The Big Revival Tour presented by Corona Light was the fourteenth headlining concert tour by American country music artist Kenny Chesney, in support of his sixteenth studio album The Big Revival (2014). Ten of the shows were merged with Jason Aldean's Burn It Down Tour. Eric Church co-headlined five of them with Chesney while Miranda Lambert co-headlined the show at Soldier Field in Chicago. This was the biggest country music concert tour of 2015 and the second-ranked North American one of the year, after grossing over $116.4 million.

Background
The tour was first announced in October 2014, when Chesney was promoting his album on Good Morning America. When asked about the tour Chesney says, "I've been ready to get out there for a long time. Now that we're announced I'm fired up! This new music brings a new energy to the show, and it's gonna take what we do to a whole other level. Days after the tour was announced, it was revealed that ten of the shows in the summer would be combined with Jason Aldean's Burn It Down Tour. These ten shows will be played at football stadiums across America. On this ten show merge, Chesney's says; "There aren't a lot of guys out there who can hit it the way Jason does, so I'm glad we're able to bring both of our tours together for 10 nights the summer. I know what me and the guys are bringing in terms of music, and I know Jason can hang with us!" Aldean praised Kenny by saying that he "is the guy everybody in country music looks up to when they think about workin’ hard, building your career out on the road and getting to eventually play stadiums". Chesney also gave Aldean advice when Aldean started playing stadiums a few years ago and the two "have a real friendship."
It was later announced that Chesney will also merge an additional five shows with Eric Church. These shows will also be played at football stadiums.  According to Church, he had a good time in his previous tour with Chesney, and that Chesney is "an artist that isn't afraid to let you come full blast and do what you do. It's rare you get to tour with someone you respect and you are friends with. I can't wait to do it again."

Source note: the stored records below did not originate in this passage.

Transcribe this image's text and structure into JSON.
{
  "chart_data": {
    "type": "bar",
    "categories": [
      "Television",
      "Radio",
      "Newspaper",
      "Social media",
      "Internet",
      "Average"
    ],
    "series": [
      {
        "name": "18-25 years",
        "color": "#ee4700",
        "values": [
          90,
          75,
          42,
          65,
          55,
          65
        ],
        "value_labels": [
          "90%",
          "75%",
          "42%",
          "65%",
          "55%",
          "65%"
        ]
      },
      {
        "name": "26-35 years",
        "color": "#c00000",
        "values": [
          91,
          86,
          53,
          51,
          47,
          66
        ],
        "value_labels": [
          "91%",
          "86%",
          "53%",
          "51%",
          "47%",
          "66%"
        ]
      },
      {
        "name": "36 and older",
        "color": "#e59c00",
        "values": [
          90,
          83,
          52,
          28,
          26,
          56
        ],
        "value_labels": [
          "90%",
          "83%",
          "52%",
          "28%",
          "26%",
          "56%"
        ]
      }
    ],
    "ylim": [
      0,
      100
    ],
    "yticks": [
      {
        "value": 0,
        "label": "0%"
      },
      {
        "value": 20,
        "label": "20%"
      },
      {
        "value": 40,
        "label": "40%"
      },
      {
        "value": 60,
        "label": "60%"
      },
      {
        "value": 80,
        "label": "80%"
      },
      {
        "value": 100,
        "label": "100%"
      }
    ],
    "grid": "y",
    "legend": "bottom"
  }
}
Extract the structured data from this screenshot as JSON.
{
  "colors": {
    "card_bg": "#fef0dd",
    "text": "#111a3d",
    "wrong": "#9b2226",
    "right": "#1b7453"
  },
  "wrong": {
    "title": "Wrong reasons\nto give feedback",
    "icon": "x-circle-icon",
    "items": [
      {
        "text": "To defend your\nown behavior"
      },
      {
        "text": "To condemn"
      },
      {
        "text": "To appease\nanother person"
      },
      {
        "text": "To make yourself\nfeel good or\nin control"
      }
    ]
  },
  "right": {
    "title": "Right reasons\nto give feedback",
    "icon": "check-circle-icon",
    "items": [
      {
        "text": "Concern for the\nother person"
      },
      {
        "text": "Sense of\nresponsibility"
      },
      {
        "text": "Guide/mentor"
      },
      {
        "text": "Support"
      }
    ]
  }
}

Additional solo dates were announced in January 2015.

Set list
"Drink It Up"
"Reality"
"Beer In Mexico"
"Keg In The Closet"
"Til It's Gone"
"Summertime"
"Pirate Flag"
"No Shoes, No Shirt, No Problems"
"Big Star"
"Somewhere with You"
"I Go Back"
"Old Blue Chair"
"Living In Fast Forward"
"Young"
"Whole Lotta Rosie" 
"American Kids"
"Anything but Mine"
"There Goes My Life"
"How Forever Feels"
"Never Wanted Nothing More"
"When The Sun Goes Down"
"Don't Happen Twice"
"Out Last Night"
"The Boys of Fall"
"You and Tequila"
"She Thinks My Tractor's Sexy"

Opening acts
Jake Owen (select dates)
Brantley Gilbert (select dates)
Cole Swindell (select dates)
Chase Rice (select dates)
Old Dominion (select dates)

Tour dates

Notes
 These shows are with Jason Aldean.
 These shows are with Eric Church.
 This show is with Miranda Lambert.
 This show is with Chase Rice only.

Blood marrow donations
For this tour Chensey's No Shoes Nation teamed up with the Love Hope Strength Foundation's Get on the List Campaign. At the stadium shows fans could sign up to be bone marrow donors and the donors were then entered into the national donor bank in cooperation with Delete Blood Cancer. Twenty-five matches were found. About the matches found Chesney stated: "This was something so hard to believe, given how easy and simple it is", "I'm thrilled to hear 25 matches have already been found. Maybe we should call them No Shoes, All Heart Nation."